Not 'sometimes' but 'often'.
I have no way to know how many lies might "benefit the common good," nor do you, so I will stick with my opinion of "sometimes," thank you.
I've seen this 'lie' be offered as an example of a 'gate-way to hell' on these boards. Disgusting as it is, the statement was made by an evangelical that (I believe) actually thought it to be true.
Was (s)he lying?
In your response, you've wrongly attributed some of my statements to someone else. Don't worry; I promise not to consider it a lie.
Was the evangelical lying? In what way?
To believe a lie, and repeat it, is not a deliberate falsehood; it's not lying on your part. You believe you are speaking the truth. Thus, at worst you are ignorant, not mendacious.
To hold an ill-informed opinion and repeat it as fact is also not lying, in and of itself. It is also ignorance, unless and until you learn you've been mistaken.
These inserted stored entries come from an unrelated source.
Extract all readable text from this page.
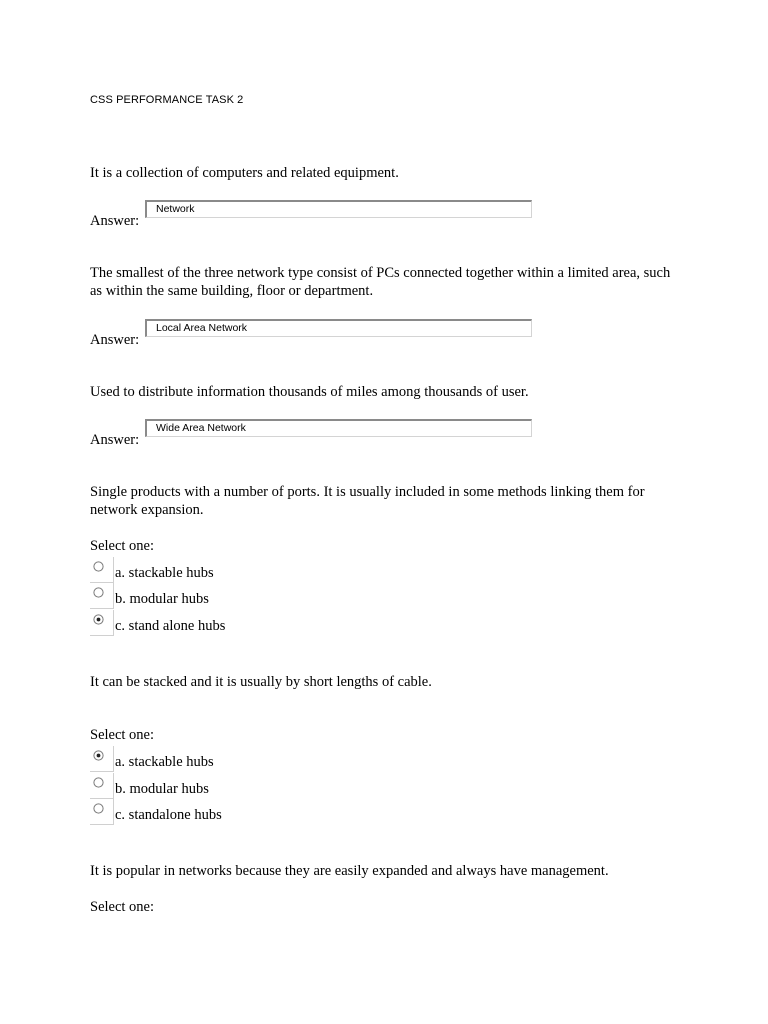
CSS PERFORMANCE TASK 2
It is a collection of computers and related equipment.
Answer:
Network
The smallest of the three network type consist of PCs connected together within a limited area, such as within the same building, floor or department.
Answer:
Local Area Network
Used to distribute information thousands of miles among thousands of user.
Answer:
Wide Area Network
Single products with a number of ports. It is usually included in some methods linking them for network expansion.
Select one:
a. stackable hubs
b. modular hubs
c. stand alone hubs
It can be stacked and it is usually by short lengths of cable.
Select one:
a. stackable hubs
b. modular hubs
c. standalone hubs
It is popular in networks because they are easily expanded and always have management.
Select one:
After that, if you persist, then I'd say you're lying at that point.
Being wrong, mistaken, poorly informed, or ignorant aren't the same as being a liar.
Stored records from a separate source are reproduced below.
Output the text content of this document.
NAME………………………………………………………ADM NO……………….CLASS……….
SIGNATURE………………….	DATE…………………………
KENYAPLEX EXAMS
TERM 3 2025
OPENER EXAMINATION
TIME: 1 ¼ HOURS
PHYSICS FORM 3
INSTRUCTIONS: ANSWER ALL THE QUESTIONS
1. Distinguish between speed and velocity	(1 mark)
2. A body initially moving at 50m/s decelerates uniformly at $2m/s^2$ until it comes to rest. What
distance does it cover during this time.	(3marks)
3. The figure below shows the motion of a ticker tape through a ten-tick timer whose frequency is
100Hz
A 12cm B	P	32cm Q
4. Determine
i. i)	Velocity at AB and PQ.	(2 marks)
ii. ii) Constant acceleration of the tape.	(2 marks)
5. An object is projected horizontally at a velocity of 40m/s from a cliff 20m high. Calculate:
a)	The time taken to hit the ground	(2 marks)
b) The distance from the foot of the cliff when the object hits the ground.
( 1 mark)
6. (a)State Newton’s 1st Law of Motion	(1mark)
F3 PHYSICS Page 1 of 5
That's not lying, that's shielding a young child from things that a young child shouldn't have to face.
That you can find and accept a justification for lying doesn't make "Rover ran away" a true statement. Rover did not run away. Rover died.
I don't recall giving an age for "Bobby" in my analogy. I never said he was "young." Bobby could be 16. Or he could be 5. In any case, I've rarely heard stories of how grateful people were to find out years later that their beloved pet hadn't run away after all, but had been stone dead all this time. Or that Grandma, for that matter, didn't really move to China when you were six...
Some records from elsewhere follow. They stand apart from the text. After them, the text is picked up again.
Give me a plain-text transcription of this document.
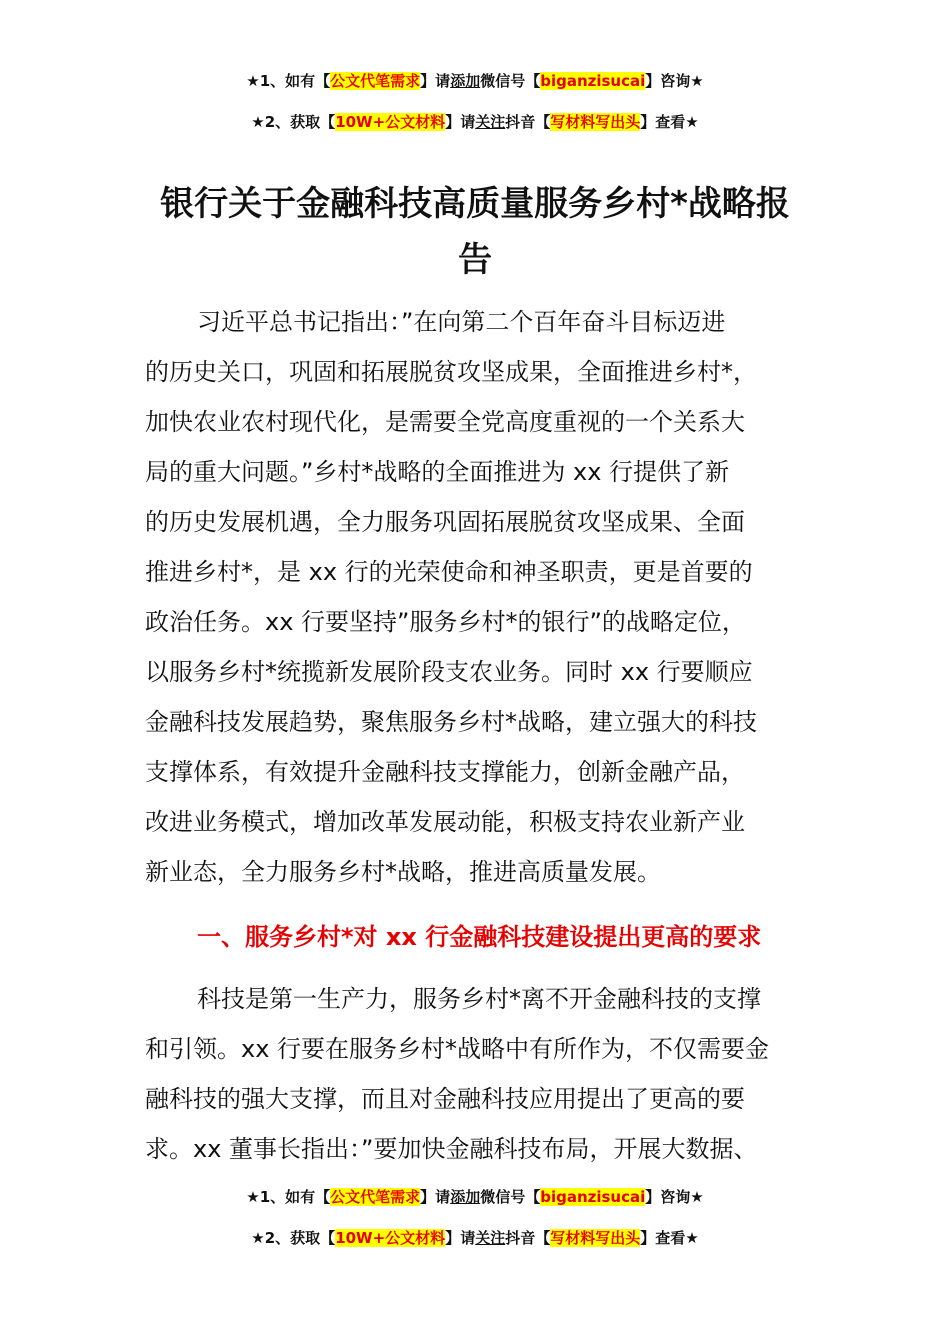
★1、如有【公文代笔需求】请添加微信号【biganzisucai】咨询★
★2、获取【10W+公文材料】请关注抖音【写材料写出头】查看★
银行关于金融科技高质量服务乡村*战略报
告
习近平总书记指出：”在向第二个百年奋斗目标迈进
的历史关口，巩固和拓展脱贫攻坚成果，全面推进乡村*，
加快农业农村现代化，是需要全党高度重视的一个关系大
局的重大问题。”乡村*战略的全面推进为 xx 行提供了新
的历史发展机遇，全力服务巩固拓展脱贫攻坚成果、全面
推进乡村*，是 xx 行的光荣使命和神圣职责，更是首要的
政治任务。xx 行要坚持”服务乡村*的银行”的战略定位，
以服务乡村*统揽新发展阶段支农业务。同时 xx 行要顺应
金融科技发展趋势，聚焦服务乡村*战略，建立强大的科技
支撑体系，有效提升金融科技支撑能力，创新金融产品，
改进业务模式，增加改革发展动能，积极支持农业新产业
新业态，全力服务乡村*战略，推进高质量发展。
一、服务乡村*对 xx 行金融科技建设提出更高的要求
科技是第一生产力，服务乡村*离不开金融科技的支撑
和引领。xx 行要在服务乡村*战略中有所作为，不仅需要金
融科技的强大支撑，而且对金融科技应用提出了更高的要
求。xx 董事长指出：”要加快金融科技布局，开展大数据、
★1、如有【公文代笔需求】请添加微信号【biganzisucai】咨询★
★2、获取【10W+公文材料】请关注抖音【写材料写出头】查看★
More often--frankly, every time--I hear people say how angry they are at having carried false hope, however tenuous, for those years.
If Rover just ran away,
if Grandma just moved, either could come back one day. Rather sounds like wishful thinking. I see no benefit in fostering it.
Young children may have a difficult time processing death, and older children will grieve. Life's hard. Bad things happen. You do them no favors wrapping them in cotton wool. You teach them about death, with love and support, and you grant them the dignity of their own grief. Lying about it is cruel.
And rather selfish.
welshdean said:
FIVE more years!!
She'll only be 9.
Oh, they know all about sex by then. If she were to catch you at it, she'd probably just giggle and leave you to it.